At four-week intervals, researchers asked patients about their degree of discomfort, had them rate their pain, and took other neurological measures. "A significant number of people saw their symptoms — their pain — improve," says McArthur. The group receiving the placebo did not see improvements. Also, there was no difference between those who received the lower or higher doses, McArthur adds. Patients tolerated the drug well and had no significant side effects, although 40% of patients had some aching and soreness at the injection site.

Using "punch biopsy," a technique used by dermatologists for many years, researchers were able to investigate layers of skin where myriad nerve fibers had deteriorated. "This is a very neat way of easily quantifying the number of nerve fibers in the skin. It’s the first time [this adaptation of the technique] has been used in a clinical trial," says McArthur.
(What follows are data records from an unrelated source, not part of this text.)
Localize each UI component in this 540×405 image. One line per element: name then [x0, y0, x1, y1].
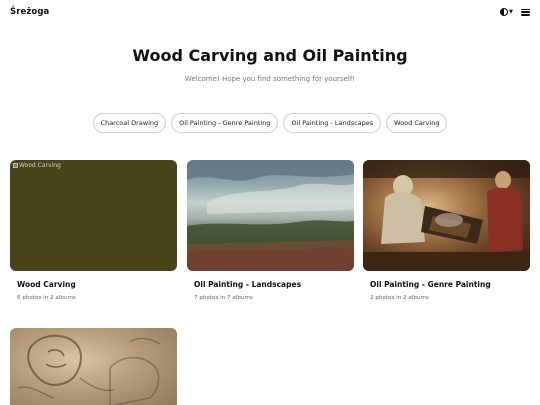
album-title[interactable]: Oil Painting - Genre Painting [370, 280, 530, 289]
page-subtitle: Welcome! Hope you find something for you… [184, 75, 356, 83]
album-thumbnail[interactable] [363, 160, 530, 271]
hamburger-menu-button[interactable] [521, 8, 530, 16]
caret-down-icon: ▼ [509, 8, 513, 15]
album-thumbnail[interactable] [187, 160, 354, 271]
album-title[interactable]: Wood Carving [17, 280, 177, 289]
tag-oil-painting-genre[interactable]: Oil Painting - Genre Painting [171, 113, 279, 133]
album-card-charcoal-drawing[interactable] [10, 328, 177, 405]
broken-image-icon [13, 163, 18, 168]
album-thumbnail[interactable]: Wood Carving [10, 160, 177, 271]
hamburger-line [521, 8, 530, 10]
album-title[interactable]: Oil Painting - Landscapes [194, 280, 354, 289]
landscape-painting-image [187, 160, 354, 271]
hamburger-line [521, 11, 530, 13]
album-card-wood-carving[interactable]: Wood Carving Wood Carving 6 photos in 2 … [10, 160, 177, 301]
top-bar: Śreżoga ▼ [0, 0, 540, 28]
genre-painting-image [363, 160, 530, 271]
half-circle-icon [500, 8, 509, 16]
tag-wood-carving[interactable]: Wood Carving [386, 113, 448, 133]
album-card-oil-painting-landscapes[interactable]: Oil Painting - Landscapes 7 photos in 7 … [187, 160, 354, 301]
charcoal-drawing-image [17, 334, 161, 405]
image-alt-text: Wood Carving [19, 162, 61, 169]
broken-image-alt: Wood Carving [13, 162, 61, 169]
tag-oil-painting-landscapes[interactable]: Oil Painting - Landscapes [283, 113, 382, 133]
header-actions: ▼ [500, 8, 530, 16]
site-logo[interactable]: Śreżoga [10, 7, 49, 17]
tag-charcoal-drawing[interactable]: Charcoal Drawing [92, 113, 167, 133]
page-title: Wood Carving and Oil Painting [132, 46, 408, 65]
tag-list: Charcoal Drawing Oil Painting - Genre Pa… [0, 113, 540, 133]
album-meta: 7 photos in 7 albums [194, 295, 253, 301]
hamburger-line [521, 14, 530, 16]
album-card-oil-painting-genre[interactable]: Oil Painting - Genre Painting 2 photos i… [363, 160, 530, 301]
theme-toggle-button[interactable]: ▼ [500, 8, 513, 16]
album-thumbnail[interactable] [10, 328, 177, 405]
album-meta: 6 photos in 2 albums [17, 295, 76, 301]
album-meta: 2 photos in 2 albums [370, 295, 429, 301]
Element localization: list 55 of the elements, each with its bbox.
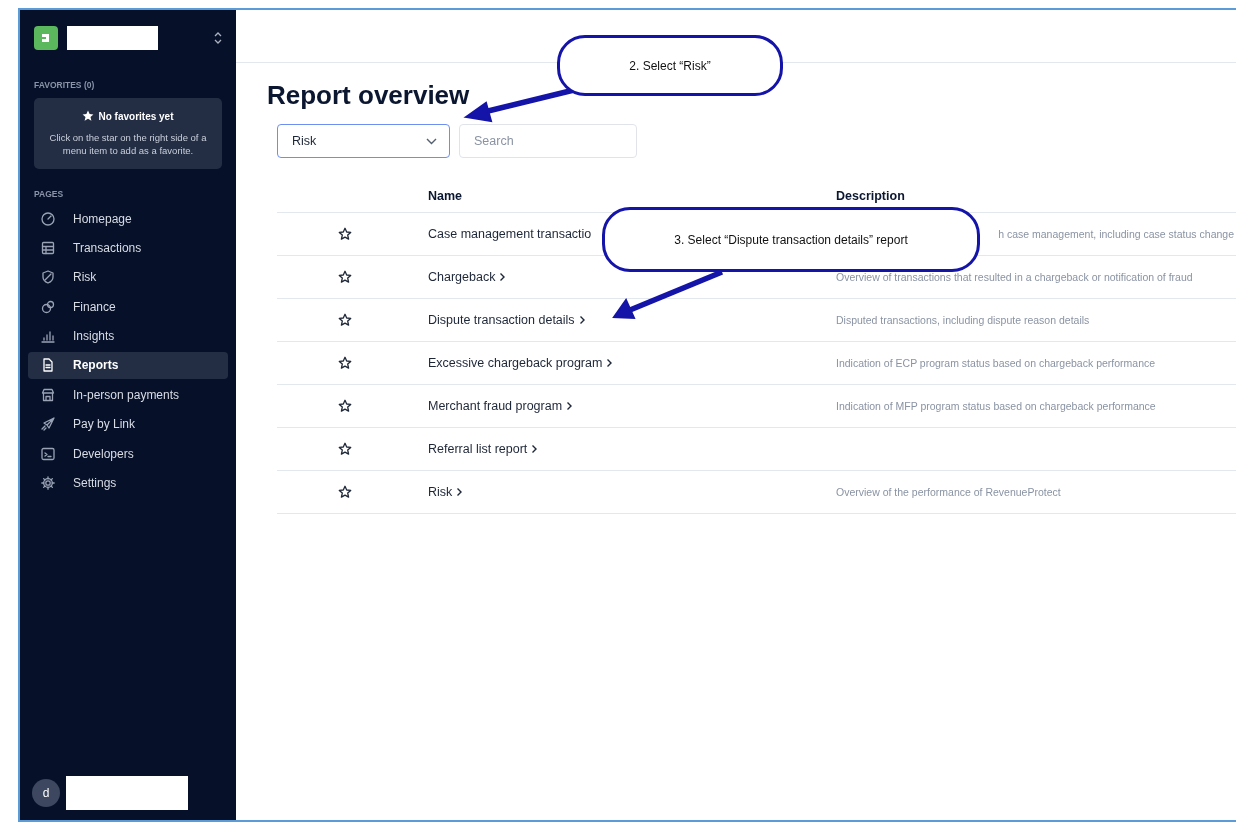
paper-plane-icon [40,416,56,433]
sidebar-item[interactable]: Developers [28,440,228,468]
sidebar-item[interactable]: Finance [28,293,228,321]
report-link[interactable]: Excessive chargeback program [428,356,603,370]
star-icon[interactable] [337,399,352,413]
chevron-down-icon [426,137,437,145]
coins-icon [40,298,56,315]
star-icon[interactable] [337,485,352,499]
favorites-hint: Click on the star on the right side of a menu item to add as a favorite. [48,131,208,157]
document-icon [40,357,56,374]
column-header: Description [836,189,905,203]
sidebar-item[interactable]: Reports [28,351,228,379]
report-link[interactable]: Case management transactio [428,227,592,241]
sidebar-item[interactable]: In-person payments [28,381,228,409]
star-icon[interactable] [337,313,352,327]
report-link[interactable]: Merchant fraud program [428,399,563,413]
gauge-icon [40,210,56,227]
star-icon [82,110,95,122]
favorites-empty-title: No favorites yet [98,110,174,122]
star-icon[interactable] [337,356,352,370]
sidebar-item[interactable]: Settings [28,469,228,497]
report-link[interactable]: Referral list report [428,442,528,456]
terminal-icon [40,445,56,462]
store-icon [40,386,56,403]
report-link[interactable]: Chargeback [428,270,496,284]
star-icon[interactable] [337,442,352,456]
report-description: Overview of transactions that resulted in a chargeback or notification of fraud [836,271,1193,283]
report-description: Indication of ECP program status based on chargeback performance [836,357,1156,369]
sidebar-item[interactable]: Homepage [28,205,228,232]
report-description: Disputed transactions, including dispute reason details [836,314,1090,326]
user-avatar[interactable]: d [32,779,60,807]
page-title: Report overview [267,80,470,111]
instruction-callout: 3. Select “Dispute transaction details” report [602,207,980,272]
report-description: Indication of MFP program status based on chargeback performance [836,400,1156,412]
gear-icon [40,475,56,491]
report-description: Overview of the performance of RevenueProtect [836,486,1061,498]
section-heading: FAVORITES (0) [34,80,96,90]
section-heading: PAGES [34,189,65,199]
category-dropdown[interactable]: Risk [277,124,450,158]
table-icon [40,239,56,256]
logo-icon [34,26,58,50]
report-link[interactable]: Dispute transaction details [428,313,575,327]
star-icon[interactable] [337,227,352,241]
sidebar-item[interactable]: Transactions [28,234,228,262]
sidebar-item[interactable]: Pay by Link [28,410,228,438]
sidebar-item[interactable]: Risk [28,263,228,291]
search-field[interactable]: Search [459,124,637,158]
report-link[interactable]: Risk [428,485,453,499]
sidebar-item[interactable]: Insights [28,322,228,350]
up-down-chevron-icon[interactable] [214,31,222,45]
report-description: h case management, including case status change [998,228,1234,240]
instruction-callout: 2. Select “Risk” [557,35,783,96]
column-header: Name [428,189,463,203]
star-icon[interactable] [337,270,352,284]
shield-icon [40,269,56,286]
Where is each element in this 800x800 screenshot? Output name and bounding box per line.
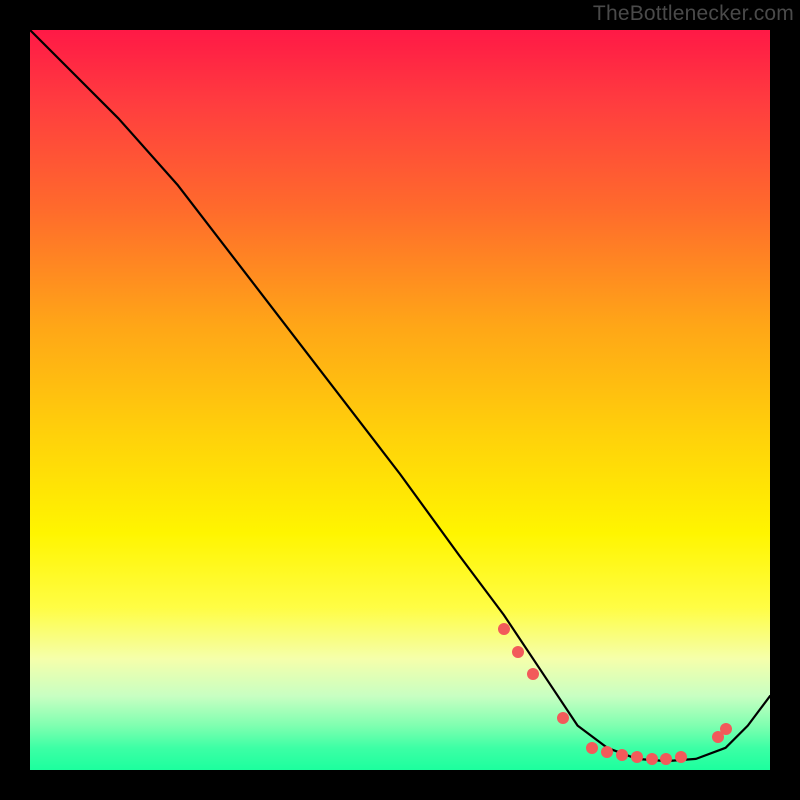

Biopsies at week 18 did not show regrowth of the nerves, leading researchers to decide to continue observing patients until week 70. "Patients at week 70 had received at least one year’s worth of NGF," says McArthur. "I would say 18 weeks is not long enough to regenerate nerve fibers in the skin. The team plans to follow the trial group for a full year beyond week 70. Patients who received NGF in the preliminary study will continue receiving the drug."

Off-label use the only option

Genentech has been pleased with the drug’s effectiveness in the diabetes clinical trials. "The drug has been well-tolerated," says Michelle Truelson, a company spokeswoman. "We have encouraging news concerning its effects in reducing the severity of neuropathy symptoms in diabetics." However, Genentech has decided not to sponsor further studies of NGF in HIV-related sensory neuropathy.

Genentech’s decision to forgo HIV studies is "unfortunate," says Mike Donnelly, a member of the Community Constituency Group, which advocated strongly for the trial. However, the company has agreed to continue supplying the drug to participants in the sensory neuropathy trial. "This may at least provide long-term safety data for the drug in the HIV-related sensory neuropathy trial," says Donnelly.

While overseeing the care of 12 patients enrolled in New York City-based Mount Sinai Hospital’s arm of the NGF trial, David Simpson, MD, has seen the drug’s effects first-hand. "It’s very exciting. Neuromuscular and neuropathy problems can be devastating in terms of patients’ quality of life. Until now, there’s been very little that we could do for them," says Simpson, who is co-chair of the AIDS Clinical Trials Group at NIH and director of the Neuro-AIDS Research Program at Mount Sinai.

While he is pleased that NGF may soon be available for off-label use, he cautions that even if the drug gets FDA approval for diabetes, HIV patients’ insurance companies may balk at providing coverage. "Coverage is not linked to FDA approval, but FDA approval helps," Simpson says.

McArthur and Simpson remain committed to pursuing NGF in HIV treatment and plan to design further trials, even if Genentech does not sponsor them. "If the drug is going to be used off-label for HIV, we want to know the best way to use it. The issue is still very much alive," says Simpson.

Reference

1. McArthur J, Yiannoutsos C, Clifford D. Trial of recombinant human nerve growth factor for HIV-associated sensory neuropathy. Presented at the 12th World AIDS Conference. Geneva, Switzerland; 1998.